So, a priest, a rabbi, and a nun walk into a bar. The bartender looks at them and says, “sorry, we don’t serve jokes here.” They all nod and walk out and the bartender keeps cleaning glasses.
A man carrying a frog and a tiny piano walks into the bar and the bartender looks up, sees them, and says, “hey, sorry, we don’t serve jokes here. You’re going to have to find someplace else.” And the frog starts doing a little bit but the man stops him. “We’re gonna have to busk somewhere else Fred,” he says to the frog. And they leave.
Then a talking dog walks into the bar and says, “hey give me a drink pal.

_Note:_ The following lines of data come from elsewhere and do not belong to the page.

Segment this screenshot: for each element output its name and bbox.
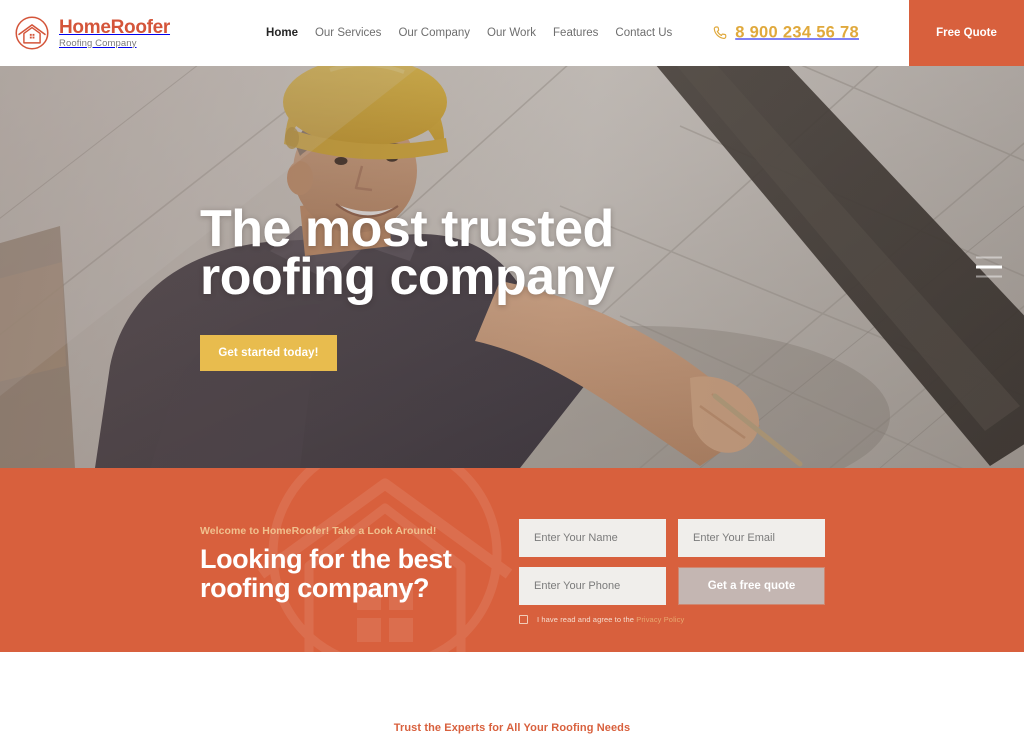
- nav-item-our-company[interactable]: Our Company: [398, 27, 470, 39]
- get-free-quote-button[interactable]: Get a free quote: [678, 567, 825, 605]
- brand-text: HomeRoofer Roofing Company: [59, 18, 170, 49]
- consent-row: I have read and agree to the Privacy Pol…: [519, 615, 825, 624]
- privacy-policy-link[interactable]: Privacy Policy: [636, 615, 684, 624]
- form-row-1: [519, 519, 825, 557]
- landing-page: HomeRoofer Roofing Company Home Our Serv…: [0, 0, 1024, 745]
- nav-item-our-services[interactable]: Our Services: [315, 27, 381, 39]
- house-in-circle-icon: [14, 15, 50, 51]
- nav-item-contact-us[interactable]: Contact Us: [615, 27, 672, 39]
- nav-item-home[interactable]: Home: [266, 27, 298, 39]
- form-row-2: Get a free quote: [519, 567, 825, 605]
- phone-input[interactable]: [519, 567, 666, 605]
- nav-item-features[interactable]: Features: [553, 27, 598, 39]
- cta-text-block: Welcome to HomeRoofer! Take a Look Aroun…: [200, 525, 500, 602]
- free-quote-button[interactable]: Free Quote: [909, 0, 1024, 66]
- bottom-eyebrow: Trust the Experts for All Your Roofing N…: [393, 722, 631, 734]
- site-header: HomeRoofer Roofing Company Home Our Serv…: [0, 0, 1024, 66]
- phone-icon: [713, 26, 728, 41]
- slider-line-1: [976, 256, 1002, 259]
- bottom-section: Trust the Experts for All Your Roofing N…: [0, 652, 1024, 745]
- consent-label: I have read and agree to the Privacy Pol…: [537, 615, 684, 624]
- brand-logo[interactable]: HomeRoofer Roofing Company: [14, 15, 170, 51]
- slider-lines-icon[interactable]: [976, 256, 1002, 278]
- slider-line-2-active: [976, 265, 1002, 269]
- nav-item-our-work[interactable]: Our Work: [487, 27, 536, 39]
- header-phone-link[interactable]: 8 900 234 56 78: [713, 24, 859, 43]
- hero-content: The most trusted roofing company Get sta…: [200, 66, 820, 468]
- email-input[interactable]: [678, 519, 825, 557]
- privacy-consent-checkbox[interactable]: [519, 615, 528, 624]
- slider-line-3: [976, 275, 1002, 278]
- phone-number: 8 900 234 56 78: [735, 23, 859, 42]
- get-started-button[interactable]: Get started today!: [200, 335, 337, 371]
- brand-tagline: Roofing Company: [59, 37, 137, 49]
- quote-request-form: Get a free quote I have read and agree t…: [519, 519, 825, 624]
- hero-section: The most trusted roofing company Get sta…: [0, 66, 1024, 468]
- hero-title: The most trusted roofing company: [200, 200, 615, 306]
- consent-text: I have read and agree to the: [537, 615, 635, 624]
- main-navigation: Home Our Services Our Company Our Work F…: [266, 27, 672, 39]
- name-input[interactable]: [519, 519, 666, 557]
- cta-section: Welcome to HomeRoofer! Take a Look Aroun…: [0, 468, 1024, 652]
- cta-eyebrow: Welcome to HomeRoofer! Take a Look Aroun…: [200, 525, 437, 537]
- brand-name: HomeRoofer: [59, 16, 171, 38]
- cta-title: Looking for the best roofing company?: [200, 544, 452, 603]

It’s been a rough day.” And the bartender gets mad because it’s like the third joke to walk into his bar so he says, “look bud, we don’t serve jokes here. Get walking before I call the cops.” And the dog starts barking but he eventually leaves.
So now the bartender is having a rough day himself, right? First the whole convent, the frog and the piano, then the talking dog? Couldn’t be worse right?
Then a chicken walks in. And the bartender sighs. And this chicken struts right up to the bar.
“Can I get a drink?”
And the bartender loses it. “Look asshole, I’ve told a thousand people today, we don’t serve jokes here.”
And the chicken says, “take it easy, man, take it easy. If I can’t get a drink here where can I get one?”
And the bartender says, “across the road.”